Freshman civics teacher Sarah Lindenberg said she has been teaching at the school for many years, and feels that the freshmen are coping the best they can with the new changes with learning.

“I think in a lot of ways they didn’t know what to expect in high school,” Lindenberg said. “Throughout the whole development of the whole school year, they may have coped the best, they didn’t have as many setbacks as I saw in the other grades.”

The start of high school online isn’t what many freshmen have anticipated, and has changed to an experience that Ceballos didn’t see coming. 

“It’s a lot different than I expected it to be, it’s not as ideal where you just hang out with your friends.
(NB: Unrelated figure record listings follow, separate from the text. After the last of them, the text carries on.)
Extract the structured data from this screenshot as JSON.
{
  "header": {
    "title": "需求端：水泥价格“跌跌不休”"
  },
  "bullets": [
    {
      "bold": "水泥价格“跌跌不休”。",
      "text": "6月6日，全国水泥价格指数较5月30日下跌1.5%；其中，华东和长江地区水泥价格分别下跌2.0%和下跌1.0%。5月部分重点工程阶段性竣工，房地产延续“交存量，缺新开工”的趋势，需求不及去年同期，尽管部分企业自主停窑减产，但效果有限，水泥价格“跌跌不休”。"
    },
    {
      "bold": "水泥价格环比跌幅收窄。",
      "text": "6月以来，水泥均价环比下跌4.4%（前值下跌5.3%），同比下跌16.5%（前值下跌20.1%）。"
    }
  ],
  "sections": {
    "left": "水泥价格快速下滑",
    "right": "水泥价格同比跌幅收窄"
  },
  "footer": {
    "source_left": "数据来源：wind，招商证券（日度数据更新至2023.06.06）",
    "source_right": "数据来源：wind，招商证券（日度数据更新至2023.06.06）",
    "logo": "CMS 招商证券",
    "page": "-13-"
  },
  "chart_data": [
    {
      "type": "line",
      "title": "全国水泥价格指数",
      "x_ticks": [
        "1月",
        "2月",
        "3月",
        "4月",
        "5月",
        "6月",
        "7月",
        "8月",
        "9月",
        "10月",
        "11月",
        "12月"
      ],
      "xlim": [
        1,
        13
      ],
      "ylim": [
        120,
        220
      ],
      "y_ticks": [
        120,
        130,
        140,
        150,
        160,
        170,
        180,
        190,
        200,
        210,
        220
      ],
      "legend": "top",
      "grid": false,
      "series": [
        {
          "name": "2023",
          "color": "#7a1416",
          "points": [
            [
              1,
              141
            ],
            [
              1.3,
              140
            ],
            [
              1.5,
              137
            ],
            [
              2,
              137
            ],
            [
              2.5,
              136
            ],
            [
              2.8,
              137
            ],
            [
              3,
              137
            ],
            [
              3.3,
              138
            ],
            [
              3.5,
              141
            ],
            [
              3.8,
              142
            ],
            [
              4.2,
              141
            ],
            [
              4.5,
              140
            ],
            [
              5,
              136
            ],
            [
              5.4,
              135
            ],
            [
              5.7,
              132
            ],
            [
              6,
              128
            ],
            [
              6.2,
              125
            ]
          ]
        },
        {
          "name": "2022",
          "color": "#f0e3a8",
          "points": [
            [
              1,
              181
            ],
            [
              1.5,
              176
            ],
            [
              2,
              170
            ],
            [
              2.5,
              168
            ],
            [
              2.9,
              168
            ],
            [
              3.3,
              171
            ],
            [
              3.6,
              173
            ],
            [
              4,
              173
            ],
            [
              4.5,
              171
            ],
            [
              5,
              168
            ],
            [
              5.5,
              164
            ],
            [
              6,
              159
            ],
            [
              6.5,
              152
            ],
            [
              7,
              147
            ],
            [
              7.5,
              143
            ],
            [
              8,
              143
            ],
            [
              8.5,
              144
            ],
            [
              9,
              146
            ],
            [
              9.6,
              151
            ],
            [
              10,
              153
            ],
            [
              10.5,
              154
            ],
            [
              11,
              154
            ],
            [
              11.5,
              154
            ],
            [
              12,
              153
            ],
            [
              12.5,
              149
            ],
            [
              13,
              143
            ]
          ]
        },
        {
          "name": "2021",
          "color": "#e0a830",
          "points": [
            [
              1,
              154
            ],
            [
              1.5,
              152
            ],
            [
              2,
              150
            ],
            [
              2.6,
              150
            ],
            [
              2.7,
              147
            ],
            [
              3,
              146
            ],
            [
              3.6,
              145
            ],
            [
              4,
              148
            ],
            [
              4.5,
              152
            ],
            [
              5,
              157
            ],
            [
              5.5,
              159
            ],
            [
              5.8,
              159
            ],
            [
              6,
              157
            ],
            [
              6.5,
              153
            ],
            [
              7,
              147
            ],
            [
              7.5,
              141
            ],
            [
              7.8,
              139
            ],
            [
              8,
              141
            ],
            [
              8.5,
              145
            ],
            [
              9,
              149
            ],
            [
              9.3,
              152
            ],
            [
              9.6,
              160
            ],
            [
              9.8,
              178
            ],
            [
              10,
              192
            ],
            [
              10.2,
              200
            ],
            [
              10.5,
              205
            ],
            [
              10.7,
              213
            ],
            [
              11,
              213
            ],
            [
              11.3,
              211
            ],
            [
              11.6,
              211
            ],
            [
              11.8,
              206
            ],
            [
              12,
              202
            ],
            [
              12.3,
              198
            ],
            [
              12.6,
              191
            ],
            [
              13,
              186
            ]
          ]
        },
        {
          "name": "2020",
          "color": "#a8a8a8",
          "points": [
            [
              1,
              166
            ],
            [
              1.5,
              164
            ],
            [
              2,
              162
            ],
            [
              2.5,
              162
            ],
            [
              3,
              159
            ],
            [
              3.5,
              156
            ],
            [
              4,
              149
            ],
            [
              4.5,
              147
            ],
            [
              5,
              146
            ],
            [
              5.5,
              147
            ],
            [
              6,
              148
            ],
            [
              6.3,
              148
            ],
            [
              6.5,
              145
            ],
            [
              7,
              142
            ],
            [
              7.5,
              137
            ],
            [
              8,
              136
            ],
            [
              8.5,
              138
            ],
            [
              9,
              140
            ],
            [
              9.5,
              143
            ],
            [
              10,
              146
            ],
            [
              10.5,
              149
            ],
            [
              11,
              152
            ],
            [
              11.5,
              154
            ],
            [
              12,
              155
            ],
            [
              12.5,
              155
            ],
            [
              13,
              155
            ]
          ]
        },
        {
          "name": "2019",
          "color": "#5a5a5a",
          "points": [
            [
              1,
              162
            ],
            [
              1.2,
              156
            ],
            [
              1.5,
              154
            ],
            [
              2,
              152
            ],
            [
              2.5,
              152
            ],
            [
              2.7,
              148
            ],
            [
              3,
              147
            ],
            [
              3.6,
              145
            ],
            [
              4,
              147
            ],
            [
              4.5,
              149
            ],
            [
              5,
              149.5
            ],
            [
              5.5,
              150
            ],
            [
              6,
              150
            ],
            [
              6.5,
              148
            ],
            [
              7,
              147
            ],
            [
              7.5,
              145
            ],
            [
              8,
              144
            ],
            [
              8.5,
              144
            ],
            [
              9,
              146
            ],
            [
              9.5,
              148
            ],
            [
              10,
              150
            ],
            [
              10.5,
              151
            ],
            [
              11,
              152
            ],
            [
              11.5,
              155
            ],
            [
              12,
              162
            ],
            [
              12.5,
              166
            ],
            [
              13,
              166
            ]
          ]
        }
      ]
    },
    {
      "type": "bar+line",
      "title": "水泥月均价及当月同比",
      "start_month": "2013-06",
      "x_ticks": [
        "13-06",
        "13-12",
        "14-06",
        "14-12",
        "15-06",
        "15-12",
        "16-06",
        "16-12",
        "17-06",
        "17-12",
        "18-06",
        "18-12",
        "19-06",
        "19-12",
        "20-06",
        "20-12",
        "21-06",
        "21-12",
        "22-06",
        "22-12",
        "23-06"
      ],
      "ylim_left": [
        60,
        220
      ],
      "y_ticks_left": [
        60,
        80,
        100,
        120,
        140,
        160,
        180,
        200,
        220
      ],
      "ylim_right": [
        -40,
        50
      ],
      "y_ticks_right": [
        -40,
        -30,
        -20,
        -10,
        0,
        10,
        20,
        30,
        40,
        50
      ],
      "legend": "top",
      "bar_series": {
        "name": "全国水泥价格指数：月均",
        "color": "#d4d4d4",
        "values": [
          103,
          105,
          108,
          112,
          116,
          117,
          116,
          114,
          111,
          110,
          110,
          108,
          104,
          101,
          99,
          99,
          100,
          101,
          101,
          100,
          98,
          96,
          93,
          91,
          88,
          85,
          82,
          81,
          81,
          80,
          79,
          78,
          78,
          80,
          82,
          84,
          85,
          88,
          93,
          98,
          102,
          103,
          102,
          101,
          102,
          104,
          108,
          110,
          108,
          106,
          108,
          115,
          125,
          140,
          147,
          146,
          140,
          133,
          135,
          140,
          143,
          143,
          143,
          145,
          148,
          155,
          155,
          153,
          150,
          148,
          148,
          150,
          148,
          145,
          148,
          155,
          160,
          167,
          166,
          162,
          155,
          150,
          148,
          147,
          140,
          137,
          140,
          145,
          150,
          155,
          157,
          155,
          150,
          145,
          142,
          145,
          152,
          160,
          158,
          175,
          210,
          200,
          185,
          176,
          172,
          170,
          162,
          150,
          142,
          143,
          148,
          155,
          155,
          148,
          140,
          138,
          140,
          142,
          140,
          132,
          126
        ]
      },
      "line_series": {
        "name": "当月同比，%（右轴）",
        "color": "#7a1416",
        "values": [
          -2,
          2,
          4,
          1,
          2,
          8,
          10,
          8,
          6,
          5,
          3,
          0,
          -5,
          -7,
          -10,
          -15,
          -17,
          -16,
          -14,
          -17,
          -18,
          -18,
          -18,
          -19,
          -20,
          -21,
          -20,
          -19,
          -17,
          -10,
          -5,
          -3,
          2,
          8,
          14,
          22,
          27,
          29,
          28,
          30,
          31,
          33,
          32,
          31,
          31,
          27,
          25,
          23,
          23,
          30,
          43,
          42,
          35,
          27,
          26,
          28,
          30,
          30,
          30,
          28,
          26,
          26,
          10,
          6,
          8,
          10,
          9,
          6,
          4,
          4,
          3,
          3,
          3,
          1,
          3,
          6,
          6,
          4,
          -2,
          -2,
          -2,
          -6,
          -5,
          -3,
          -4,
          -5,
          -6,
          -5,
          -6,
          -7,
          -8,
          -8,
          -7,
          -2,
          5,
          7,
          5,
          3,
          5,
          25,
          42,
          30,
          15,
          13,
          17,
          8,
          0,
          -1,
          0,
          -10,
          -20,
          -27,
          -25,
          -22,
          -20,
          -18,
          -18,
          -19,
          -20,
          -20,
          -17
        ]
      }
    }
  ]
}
But it’s still pretty okay,” Ceballos said.

According to Lindenberg, she has attempted to involve her students in making choices in order to install somewhat of a normal setting.

“I try to get student interaction with the check-in question and the song of the day, and give students the opportunity to give choice into what we are doing in the classroom,” Lindenberg said. “Also they can hear each other’s voices, that’s part of the reason that I do the check-in question, so they can hear from each other.” 

Being at home since school started, staying in contact with old friends has posed a challenge according to Caballos, but has also found opportunities to make new ones. 

“I ended up losing a lot of friends due to quarantine, but when we went back into hybrid I met a lot of new friends, and I’ve just been connecting a lot with them,” Ceballos said.

According to Ziessman, she feels she missed out on a regular orientation, and wished she could have connected with her friends from the start.

“I wished I could have experienced a normal orientation, because I always hear that orientation is where you meet a lot of your friends, at least for freshman year, because the periods were so short, we couldn’t really do many activities, I definitely think that that was a miss,” Ziessman said. “Also group projects, that would have been a way to meet new people, but we haven’t done any group projects, and I wished I could have experienced football games and stuff like that.” 

Lindenberg has been in awe by the way students have embodied the capability to be able to cope with the new change the best way possible. According to Lindenberg, it is hard to stay motivated and engaged when at home. 

“I have been really impressed by students’ ability to adapt and be flexible and persevere,” Lindenberg said. “It’s hard to stay engaged when you’re trying your best to do that from home and your relaxation place of being at home is now mixed with your work place.”